His deployment against the very serious problem of violence against women is something of an insult to both parties. As the campaign page rightly asserts, women are killed on average once every three days. But as anyone who has lived in Britain over the last decade knows, there is very little the “mate, mate” man and his ilk can do about this.
Firstly, the campaign curiously foregoes any understanding of the context in which women face the most serious instances of violence. For instance, 52% of women killed in the UK in 2020 died at the hands of a current or former partner, predominantly when in the process of separating. Of these murders, about three-quarters took place in the home.

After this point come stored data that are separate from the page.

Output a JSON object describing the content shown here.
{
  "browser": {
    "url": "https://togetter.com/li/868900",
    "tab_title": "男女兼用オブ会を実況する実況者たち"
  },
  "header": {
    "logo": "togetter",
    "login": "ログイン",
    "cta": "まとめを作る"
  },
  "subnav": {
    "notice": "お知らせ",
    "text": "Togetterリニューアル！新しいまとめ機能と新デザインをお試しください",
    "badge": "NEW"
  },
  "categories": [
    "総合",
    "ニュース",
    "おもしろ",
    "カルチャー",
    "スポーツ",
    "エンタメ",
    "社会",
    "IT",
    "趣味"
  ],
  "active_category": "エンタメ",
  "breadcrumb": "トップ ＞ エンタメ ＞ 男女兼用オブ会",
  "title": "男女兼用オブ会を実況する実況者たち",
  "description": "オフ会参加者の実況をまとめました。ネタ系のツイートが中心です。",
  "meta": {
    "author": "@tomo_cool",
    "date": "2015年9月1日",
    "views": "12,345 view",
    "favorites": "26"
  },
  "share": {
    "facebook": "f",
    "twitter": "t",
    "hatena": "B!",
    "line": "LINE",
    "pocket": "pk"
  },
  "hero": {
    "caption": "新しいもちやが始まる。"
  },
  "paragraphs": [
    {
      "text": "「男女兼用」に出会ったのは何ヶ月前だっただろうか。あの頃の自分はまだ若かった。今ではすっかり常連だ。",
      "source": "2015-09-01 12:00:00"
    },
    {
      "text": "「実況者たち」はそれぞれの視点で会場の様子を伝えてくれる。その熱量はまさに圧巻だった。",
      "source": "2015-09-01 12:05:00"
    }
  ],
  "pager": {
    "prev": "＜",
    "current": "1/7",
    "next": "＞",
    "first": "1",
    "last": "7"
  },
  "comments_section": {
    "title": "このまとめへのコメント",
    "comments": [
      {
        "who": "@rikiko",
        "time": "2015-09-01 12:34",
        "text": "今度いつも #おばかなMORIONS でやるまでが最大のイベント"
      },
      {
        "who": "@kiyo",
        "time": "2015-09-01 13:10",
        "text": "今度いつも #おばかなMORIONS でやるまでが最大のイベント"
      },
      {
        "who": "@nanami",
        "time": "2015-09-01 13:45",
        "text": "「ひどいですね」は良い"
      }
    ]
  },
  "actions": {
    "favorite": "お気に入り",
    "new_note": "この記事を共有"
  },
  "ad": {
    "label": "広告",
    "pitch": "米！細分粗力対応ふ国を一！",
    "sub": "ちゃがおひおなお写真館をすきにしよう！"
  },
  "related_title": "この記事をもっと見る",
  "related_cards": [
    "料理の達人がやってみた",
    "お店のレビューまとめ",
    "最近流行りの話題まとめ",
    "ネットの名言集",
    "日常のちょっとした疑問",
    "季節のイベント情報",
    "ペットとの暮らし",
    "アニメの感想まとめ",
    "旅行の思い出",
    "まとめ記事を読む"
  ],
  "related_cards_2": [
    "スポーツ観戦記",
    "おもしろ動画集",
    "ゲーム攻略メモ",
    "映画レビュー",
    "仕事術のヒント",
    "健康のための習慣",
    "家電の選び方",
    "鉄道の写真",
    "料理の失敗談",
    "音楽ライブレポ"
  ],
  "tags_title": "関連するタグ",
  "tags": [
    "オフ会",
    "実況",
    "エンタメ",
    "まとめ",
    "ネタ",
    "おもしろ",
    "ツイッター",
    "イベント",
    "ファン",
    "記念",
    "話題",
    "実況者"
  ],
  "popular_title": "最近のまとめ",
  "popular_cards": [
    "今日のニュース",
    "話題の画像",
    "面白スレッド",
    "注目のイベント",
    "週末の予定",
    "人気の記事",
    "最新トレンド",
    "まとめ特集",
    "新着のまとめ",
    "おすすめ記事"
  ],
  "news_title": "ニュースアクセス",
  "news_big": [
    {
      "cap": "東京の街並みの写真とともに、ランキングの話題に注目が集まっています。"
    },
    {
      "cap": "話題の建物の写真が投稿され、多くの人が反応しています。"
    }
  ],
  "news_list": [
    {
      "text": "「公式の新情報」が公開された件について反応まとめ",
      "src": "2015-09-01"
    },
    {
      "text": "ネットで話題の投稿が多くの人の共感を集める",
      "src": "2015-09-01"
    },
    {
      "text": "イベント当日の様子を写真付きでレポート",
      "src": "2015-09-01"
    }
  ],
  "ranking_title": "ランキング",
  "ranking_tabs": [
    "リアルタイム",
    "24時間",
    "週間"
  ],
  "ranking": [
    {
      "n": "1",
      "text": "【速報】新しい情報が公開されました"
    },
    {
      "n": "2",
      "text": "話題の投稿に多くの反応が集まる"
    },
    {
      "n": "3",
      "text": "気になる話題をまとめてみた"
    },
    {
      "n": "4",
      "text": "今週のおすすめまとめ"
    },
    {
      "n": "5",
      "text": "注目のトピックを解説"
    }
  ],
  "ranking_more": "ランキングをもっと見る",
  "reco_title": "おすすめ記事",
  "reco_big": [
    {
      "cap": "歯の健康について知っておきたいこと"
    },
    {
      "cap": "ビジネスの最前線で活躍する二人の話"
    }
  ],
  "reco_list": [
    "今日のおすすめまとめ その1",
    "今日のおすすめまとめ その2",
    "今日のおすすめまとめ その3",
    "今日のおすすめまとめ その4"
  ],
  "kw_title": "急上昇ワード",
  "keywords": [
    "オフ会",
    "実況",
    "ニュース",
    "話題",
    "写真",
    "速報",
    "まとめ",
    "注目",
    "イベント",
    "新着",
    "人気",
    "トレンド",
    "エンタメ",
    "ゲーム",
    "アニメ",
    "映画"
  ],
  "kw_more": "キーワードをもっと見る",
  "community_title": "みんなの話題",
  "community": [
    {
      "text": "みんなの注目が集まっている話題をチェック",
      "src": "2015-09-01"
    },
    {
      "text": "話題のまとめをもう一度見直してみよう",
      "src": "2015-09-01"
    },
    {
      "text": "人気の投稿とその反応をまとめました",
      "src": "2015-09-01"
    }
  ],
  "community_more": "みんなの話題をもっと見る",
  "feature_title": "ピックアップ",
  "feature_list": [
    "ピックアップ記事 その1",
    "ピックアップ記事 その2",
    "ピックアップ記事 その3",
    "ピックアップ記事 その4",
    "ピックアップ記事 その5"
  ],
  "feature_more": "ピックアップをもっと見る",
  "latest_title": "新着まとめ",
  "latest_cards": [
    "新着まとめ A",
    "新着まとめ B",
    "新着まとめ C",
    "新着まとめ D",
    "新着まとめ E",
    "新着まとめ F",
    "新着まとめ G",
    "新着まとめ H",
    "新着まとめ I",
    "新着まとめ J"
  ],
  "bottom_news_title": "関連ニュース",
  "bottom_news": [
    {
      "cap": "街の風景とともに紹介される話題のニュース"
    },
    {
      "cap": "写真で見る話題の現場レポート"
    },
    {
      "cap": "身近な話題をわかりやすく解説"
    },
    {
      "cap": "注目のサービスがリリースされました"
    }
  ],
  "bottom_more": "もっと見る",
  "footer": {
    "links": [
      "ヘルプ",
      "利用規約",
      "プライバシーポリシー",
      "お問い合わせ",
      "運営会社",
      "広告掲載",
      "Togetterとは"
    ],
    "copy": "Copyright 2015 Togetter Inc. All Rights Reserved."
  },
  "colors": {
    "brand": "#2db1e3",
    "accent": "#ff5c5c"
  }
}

Then there is the institutional failure to make women feel safe on the streets of London. While an average of 25 rapes a day are reported in the capital, nationally 40% of women who are attacked don’t report rape to the police, in the belief that they won’t receive help. Following the murder of Sarah Everard, as well as the prosecution of rapist officer David Carrick, half of women in London do not trust the Metropolitan Police.
Beyond the mass public awareness campaign, most of the serious crime against women which Khan intends to tackle is committed by a small minority of reoffenders. The Met Police recently acknowledged this, pledging to use a database of tens of thousands of reoffenders to target the 100 most dangerous men in London who prey on women and children.
Ogilvy, the PR company behind the campaign, claimed it had sought to address an “epidemic of misogyny and male violence against women and girls”, using “behavioural science insights” to get men to think about “their own behaviour and how they’d challenge the behaviour of their friends”.
Really, the limits of public relations campaigns which aim to tackle the deep-seated social failings of our institutions are starting to be exposed. It began during the pandemic, and has accelerated in an age of institutional mistrust. These posters now belong to a curious era of British civic society, during which trust and confidence in public institutions became so low they blended with the equally farcical corporate messaging of contemporary advertising.
As with the renaissance of framed Soviet propaganda posters as works of art, it’s not hard to see these works being sold off in a trendy art gallery in a London borough in decades to come: another ironic throwback to an age in which declining public trust tested the gulf between reality and and the faux ideology of awareness. They never quite managed to tackle the elephant in the room, did they, mate?